Reputation: 762
I have a HTML string in ISO-8859-1 encoding. I need to pass this string to HTML:Entities::decode_entities() for converting some of the HTML ASCII codes to respective chars. To so i am using a module HTML::Parser::Entities 3.65 but after decode_entities() operation my whole string changes to utf-8 string. This behavior seems fine as the documentation of the HTML::Parse. As i need this string back in ISO-8859-1 format for further processing so i have used Encode::encode("iso-8859-1",$str) to change the string back to ISO-8859-1 encoding. My results are fine excepts for some chars, a question mark is coming instead. One example is single quote ' ASCII code (’)
Can anybody help me if there any limitation of Encode module? Any other pointer will also be helpful to solve the problem. I am pasting the sample text having the char causing the issue:
my $str = "This is a test string to test the encoding of some chars like ’ “ ” etc these are failing to encode; some of them which encode correctly are é « etc.";
Thanks
Upvotes: 1
Views: 2994
Reputation: 62089
The fundamental problem is that the characters represented by ’
, “
, and ”
do not exist in ISO-8859-1. You'll have to decide what it is that you want to do with them.
Some possibilities:
Use cp1252, Microsoft's "extended" version of ISO-8859-1, instead of the real thing. It does include those characters.

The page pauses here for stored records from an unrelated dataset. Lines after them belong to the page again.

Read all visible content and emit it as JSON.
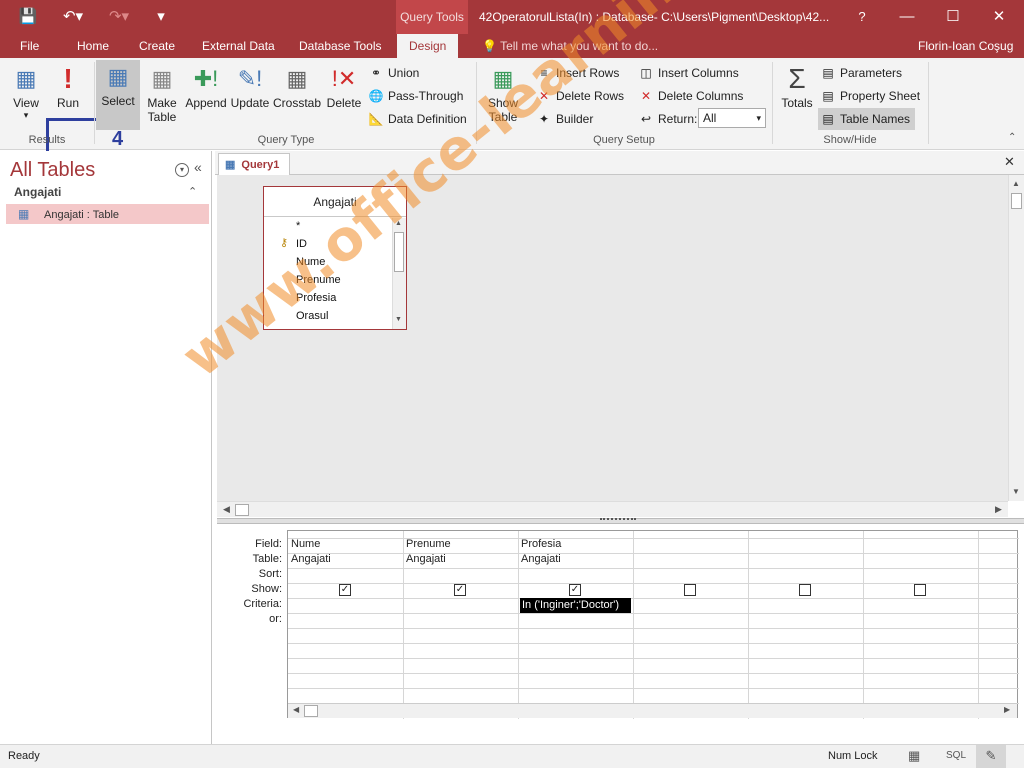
{
  "titlebar": {
    "context_tab": "Query Tools",
    "doc_title": "42OperatorulLista(In) : Database- C:\\Users\\Pigment\\Desktop\\42...",
    "help": "?"
  },
  "tabs": {
    "file": "File",
    "home": "Home",
    "create": "Create",
    "external": "External Data",
    "dbtools": "Database Tools",
    "design": "Design",
    "tellme": "Tell me what you want to do...",
    "user": "Florin-Ioan Coşug"
  },
  "ribbon": {
    "view": "View",
    "run": "Run",
    "select": "Select",
    "make_table_1": "Make",
    "make_table_2": "Table",
    "append": "Append",
    "update": "Update",
    "crosstab": "Crosstab",
    "delete": "Delete",
    "union": "Union",
    "passthrough": "Pass-Through",
    "datadef": "Data Definition",
    "show_table_1": "Show",
    "show_table_2": "Table",
    "insert_rows": "Insert Rows",
    "delete_rows": "Delete Rows",
    "builder": "Builder",
    "insert_cols": "Insert Columns",
    "delete_cols": "Delete Columns",
    "return_label": "Return:",
    "return_value": "All",
    "totals": "Totals",
    "parameters": "Parameters",
    "property_sheet": "Property Sheet",
    "table_names": "Table Names",
    "grp_results": "Results",
    "grp_querytype": "Query Type",
    "grp_querysetup": "Query Setup",
    "grp_showhide": "Show/Hide",
    "step_number": "4"
  },
  "nav": {
    "title": "All Tables",
    "group": "Angajati",
    "item": "Angajati : Table"
  },
  "doc": {
    "tab": "Query1",
    "table_name": "Angajati",
    "fields": [
      "*",
      "ID",
      "Nume",
      "Prenume",
      "Profesia",
      "Orasul"
    ]
  },
  "grid": {
    "row_labels": [
      "Field:",
      "Table:",
      "Sort:",
      "Show:",
      "Criteria:",
      "or:"
    ],
    "columns": [
      {
        "field": "Nume",
        "table": "Angajati",
        "show": true,
        "criteria": ""
      },
      {
        "field": "Prenume",
        "table": "Angajati",
        "show": true,
        "criteria": ""
      },
      {
        "field": "Profesia",
        "table": "Angajati",
        "show": true,
        "criteria": "In ('Inginer';'Doctor')"
      },
      {
        "field": "",
        "table": "",
        "show": false,
        "criteria": ""
      },
      {
        "field": "",
        "table": "",
        "show": false,
        "criteria": ""
      },
      {
        "field": "",
        "table": "",
        "show": false,
        "criteria": ""
      }
    ]
  },
  "status": {
    "ready": "Ready",
    "numlock": "Num Lock",
    "sql": "SQL"
  },
  "watermark": "www.office-learning.ro"
}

Re-encode the entities outside the ISO-8859-1 range (plus &
), before converting from utf-8 to ISO-8859-1:
my $toEncode = do { no warnings 'utf8'; "&\x{0100}-\x{10FFFF}" };
$string = HTML::Entities::encode_entities($string, $toEncode);
(The no warnings
bit is needed because U+10FFFF hasn't actually been assigned yet.)
There are other possibilities. It really depends on what you're trying to accomplish.
Upvotes: 1
Reputation: 678
There's a third argument to encode
, which controls the checking it does. The default is to use a substitution character, but you can set it to FB_CROAK to get an error message.